The way Jay McGavren writes is like someone guiding you through the language. Each chapter creates an interesting problem that naturally, your brain kicks in and goes ohh, I wonder how this problem is solved. It's sort of like a Sherlock Holmes episode of who committed the crime. Or an NCIS series, depending on your taste. (If you haven't already figured it out, I like crime series.)
Then there are the exercises where you have to get a pen out and fill in the blanks, which, in an interesting way, really starts cementing what you are learning. For me, when this first started happening. I had to take a moment with a smile and realised oh wait, this is actually going in.
As I said, there are tons of books I have read on Go where you read the chapter, then the Author leaves you an exercise to complete, which really most of that exercise has no real bearing on what you were reading, then you spend most of your time on Stack Overflow trying to figure out how to complete the exercise. Then you get disheartened about why you can't do it; the book gets tossed to the side and back to the drawing board. Not with this book.
The only major drawback with this book is that it was written before modules came out, so essentially, it uses GoPath for a lot of the book. I did head to their website, https://headfirstgo.com/, when I first noticed this problem, but I could not see any notice about the issue or any other versions of the chapters released with the new Go Pkg framework.

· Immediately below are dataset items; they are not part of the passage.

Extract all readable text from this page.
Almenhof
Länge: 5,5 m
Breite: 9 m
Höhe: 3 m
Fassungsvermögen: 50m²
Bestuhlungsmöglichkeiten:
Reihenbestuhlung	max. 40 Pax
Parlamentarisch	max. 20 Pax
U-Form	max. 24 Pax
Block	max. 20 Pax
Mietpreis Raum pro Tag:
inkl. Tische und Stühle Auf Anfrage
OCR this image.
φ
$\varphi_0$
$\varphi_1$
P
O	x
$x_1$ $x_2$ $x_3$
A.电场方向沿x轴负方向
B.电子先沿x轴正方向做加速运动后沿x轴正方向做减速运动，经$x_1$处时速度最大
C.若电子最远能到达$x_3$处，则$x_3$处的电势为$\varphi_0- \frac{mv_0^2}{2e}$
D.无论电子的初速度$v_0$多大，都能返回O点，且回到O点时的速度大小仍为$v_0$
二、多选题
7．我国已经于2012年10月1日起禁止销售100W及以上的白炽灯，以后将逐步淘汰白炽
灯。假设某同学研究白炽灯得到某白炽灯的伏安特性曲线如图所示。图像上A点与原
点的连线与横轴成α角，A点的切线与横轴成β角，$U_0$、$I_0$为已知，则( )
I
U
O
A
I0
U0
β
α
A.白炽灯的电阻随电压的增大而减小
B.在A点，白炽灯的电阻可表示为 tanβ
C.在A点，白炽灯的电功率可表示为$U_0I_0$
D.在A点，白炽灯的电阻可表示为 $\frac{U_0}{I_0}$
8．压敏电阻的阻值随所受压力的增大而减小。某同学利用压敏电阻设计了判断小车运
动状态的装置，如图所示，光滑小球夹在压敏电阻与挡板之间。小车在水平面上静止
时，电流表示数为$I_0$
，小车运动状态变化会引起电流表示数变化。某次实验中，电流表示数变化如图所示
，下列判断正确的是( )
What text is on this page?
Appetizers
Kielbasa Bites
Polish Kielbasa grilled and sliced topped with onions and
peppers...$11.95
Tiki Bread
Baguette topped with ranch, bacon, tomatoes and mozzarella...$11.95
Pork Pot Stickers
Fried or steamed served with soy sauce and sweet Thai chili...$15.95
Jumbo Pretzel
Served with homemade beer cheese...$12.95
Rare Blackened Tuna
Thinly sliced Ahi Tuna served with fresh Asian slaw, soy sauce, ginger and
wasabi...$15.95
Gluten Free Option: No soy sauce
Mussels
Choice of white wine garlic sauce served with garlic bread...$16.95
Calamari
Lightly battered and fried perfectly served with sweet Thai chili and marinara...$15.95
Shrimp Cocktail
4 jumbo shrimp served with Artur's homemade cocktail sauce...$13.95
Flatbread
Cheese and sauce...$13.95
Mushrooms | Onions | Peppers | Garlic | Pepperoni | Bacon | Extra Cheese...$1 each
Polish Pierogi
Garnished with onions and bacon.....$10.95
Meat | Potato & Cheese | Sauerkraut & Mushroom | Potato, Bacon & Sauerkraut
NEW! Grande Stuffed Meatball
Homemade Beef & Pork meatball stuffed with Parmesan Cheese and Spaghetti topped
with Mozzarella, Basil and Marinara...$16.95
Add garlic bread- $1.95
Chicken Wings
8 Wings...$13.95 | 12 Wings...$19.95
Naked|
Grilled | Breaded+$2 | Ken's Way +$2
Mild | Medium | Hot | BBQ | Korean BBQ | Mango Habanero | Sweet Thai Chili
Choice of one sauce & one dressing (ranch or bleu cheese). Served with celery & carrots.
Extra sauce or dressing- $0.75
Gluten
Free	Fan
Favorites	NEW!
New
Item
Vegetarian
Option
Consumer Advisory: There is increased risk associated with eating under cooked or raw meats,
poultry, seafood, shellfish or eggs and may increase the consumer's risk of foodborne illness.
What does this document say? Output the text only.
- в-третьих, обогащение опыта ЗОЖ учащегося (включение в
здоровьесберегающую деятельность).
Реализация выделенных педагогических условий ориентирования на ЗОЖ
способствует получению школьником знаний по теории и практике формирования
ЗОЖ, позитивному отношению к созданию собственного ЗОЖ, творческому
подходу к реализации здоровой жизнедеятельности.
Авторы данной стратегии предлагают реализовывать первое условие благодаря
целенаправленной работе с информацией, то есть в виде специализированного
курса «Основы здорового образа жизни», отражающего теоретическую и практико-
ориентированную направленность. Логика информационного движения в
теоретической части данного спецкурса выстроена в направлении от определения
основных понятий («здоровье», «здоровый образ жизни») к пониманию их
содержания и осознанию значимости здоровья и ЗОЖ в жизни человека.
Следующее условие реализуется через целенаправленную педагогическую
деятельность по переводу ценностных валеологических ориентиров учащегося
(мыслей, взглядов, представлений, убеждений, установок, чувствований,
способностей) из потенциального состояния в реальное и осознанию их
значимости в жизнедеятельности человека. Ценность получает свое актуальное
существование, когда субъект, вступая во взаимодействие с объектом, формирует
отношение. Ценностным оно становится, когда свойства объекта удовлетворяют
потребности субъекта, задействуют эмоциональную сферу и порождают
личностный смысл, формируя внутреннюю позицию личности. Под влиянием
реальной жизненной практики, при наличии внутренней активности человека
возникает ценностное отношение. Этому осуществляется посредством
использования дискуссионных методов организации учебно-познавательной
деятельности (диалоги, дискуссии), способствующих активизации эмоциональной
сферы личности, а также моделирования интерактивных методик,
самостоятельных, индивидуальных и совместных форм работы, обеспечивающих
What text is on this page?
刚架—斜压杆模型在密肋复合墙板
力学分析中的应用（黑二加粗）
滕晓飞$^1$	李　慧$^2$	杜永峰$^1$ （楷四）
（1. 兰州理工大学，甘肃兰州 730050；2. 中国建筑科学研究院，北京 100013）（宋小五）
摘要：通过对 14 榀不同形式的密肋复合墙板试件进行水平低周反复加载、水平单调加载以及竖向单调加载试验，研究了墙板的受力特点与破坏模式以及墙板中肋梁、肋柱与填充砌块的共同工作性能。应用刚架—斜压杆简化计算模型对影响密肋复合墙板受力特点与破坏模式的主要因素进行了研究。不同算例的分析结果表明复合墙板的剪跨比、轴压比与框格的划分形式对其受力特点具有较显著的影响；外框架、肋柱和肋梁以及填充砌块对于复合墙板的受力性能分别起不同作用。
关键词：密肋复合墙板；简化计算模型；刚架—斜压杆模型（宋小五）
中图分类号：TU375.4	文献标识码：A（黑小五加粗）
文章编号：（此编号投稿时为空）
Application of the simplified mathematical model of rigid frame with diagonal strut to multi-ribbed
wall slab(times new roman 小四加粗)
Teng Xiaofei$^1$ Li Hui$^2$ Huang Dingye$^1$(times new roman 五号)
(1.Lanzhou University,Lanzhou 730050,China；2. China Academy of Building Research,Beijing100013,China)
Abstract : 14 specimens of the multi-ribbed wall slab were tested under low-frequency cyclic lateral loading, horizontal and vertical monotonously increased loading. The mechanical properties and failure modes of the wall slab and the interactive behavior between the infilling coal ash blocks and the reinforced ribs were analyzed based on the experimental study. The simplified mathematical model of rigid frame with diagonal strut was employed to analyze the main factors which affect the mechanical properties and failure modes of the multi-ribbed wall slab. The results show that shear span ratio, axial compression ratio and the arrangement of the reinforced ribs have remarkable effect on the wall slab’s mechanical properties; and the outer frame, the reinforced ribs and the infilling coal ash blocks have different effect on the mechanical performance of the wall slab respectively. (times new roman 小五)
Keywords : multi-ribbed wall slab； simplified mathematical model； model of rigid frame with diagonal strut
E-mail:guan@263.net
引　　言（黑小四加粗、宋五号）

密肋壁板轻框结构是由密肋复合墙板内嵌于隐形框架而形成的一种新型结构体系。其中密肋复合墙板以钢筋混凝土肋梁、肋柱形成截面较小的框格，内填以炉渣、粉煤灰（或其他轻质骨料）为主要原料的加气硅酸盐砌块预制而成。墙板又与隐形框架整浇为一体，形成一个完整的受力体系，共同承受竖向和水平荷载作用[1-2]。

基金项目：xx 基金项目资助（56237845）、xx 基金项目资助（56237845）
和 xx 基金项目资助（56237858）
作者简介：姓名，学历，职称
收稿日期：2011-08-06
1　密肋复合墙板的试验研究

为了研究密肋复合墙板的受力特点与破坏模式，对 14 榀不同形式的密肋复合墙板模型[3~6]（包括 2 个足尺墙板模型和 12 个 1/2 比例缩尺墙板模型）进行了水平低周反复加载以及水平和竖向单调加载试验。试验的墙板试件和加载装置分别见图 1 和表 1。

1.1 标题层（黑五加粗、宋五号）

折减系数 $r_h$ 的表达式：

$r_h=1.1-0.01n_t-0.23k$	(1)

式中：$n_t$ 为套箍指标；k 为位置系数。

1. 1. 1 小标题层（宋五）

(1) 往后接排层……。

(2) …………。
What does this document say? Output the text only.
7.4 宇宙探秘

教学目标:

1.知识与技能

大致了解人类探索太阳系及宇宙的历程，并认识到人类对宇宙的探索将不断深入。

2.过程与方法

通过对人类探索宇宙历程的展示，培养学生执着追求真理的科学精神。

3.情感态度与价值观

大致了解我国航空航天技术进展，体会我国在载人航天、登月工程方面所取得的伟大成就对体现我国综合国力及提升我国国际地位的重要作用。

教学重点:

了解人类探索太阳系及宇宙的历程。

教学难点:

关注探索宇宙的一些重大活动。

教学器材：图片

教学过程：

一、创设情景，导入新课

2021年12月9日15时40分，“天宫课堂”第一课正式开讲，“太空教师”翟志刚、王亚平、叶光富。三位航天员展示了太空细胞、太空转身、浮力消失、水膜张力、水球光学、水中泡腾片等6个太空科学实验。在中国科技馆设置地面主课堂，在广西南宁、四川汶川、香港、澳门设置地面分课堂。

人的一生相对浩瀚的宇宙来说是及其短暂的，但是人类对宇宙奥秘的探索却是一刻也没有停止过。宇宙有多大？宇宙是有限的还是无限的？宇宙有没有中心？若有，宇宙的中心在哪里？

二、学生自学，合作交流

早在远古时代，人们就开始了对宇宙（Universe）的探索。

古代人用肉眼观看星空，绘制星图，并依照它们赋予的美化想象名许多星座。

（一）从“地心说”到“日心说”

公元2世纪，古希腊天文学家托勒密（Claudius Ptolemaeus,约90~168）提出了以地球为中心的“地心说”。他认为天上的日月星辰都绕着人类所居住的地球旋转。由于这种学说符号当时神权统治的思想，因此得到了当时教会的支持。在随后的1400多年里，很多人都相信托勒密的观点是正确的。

At first, this was frustrating because I could not get my head around how Packages work in Go. Yet I was already so impressed with the book that I spent two to three hours more learning how to write packages in Go. I have also written a blog post on it here: https://theclouddude.co.uk/mastering-writing-packages-with-go-when-working-with-the-azure-sdk
This may save you the hours of figuring out how packages work if you give that post a read and then apply it to the parts of the book where GoPath is being spoken about. It could be enough, though, to put the person off buying this book because, essentially, that part is so out of date.
There is also another area where things are out of date, and that is with the
ioutil package that's been depreciated in Go. It's now the
os package. Information about this is given here: https://pkg.go.dev/io/ioutil
Other than those things, this book, in my opinion, is very good. It teaches you the Language in a way you remember; you are not lost and disheartened when something does not work, which I think when starting out with a Language is one of the most important aspects.
I would say this book is very good for Beginners to Go; if you have come from another Language, you may start skimming through the book, which in turn would actually hinder you from finishing it properly and getting the programs working. I guess I am saying that this book is for you if you have basic or no programming knowledge. If you are a seasoned Developer in another language, perhaps choose another book. I think this one is very good for seasoned developers. https://www.gopl.io/
Overall, I enjoyed reading this book; it was easy reading, did not send me to sleep, made me confident in the Go Language, and learned a lot. I highly recommend this book if you can see past its outdated issues.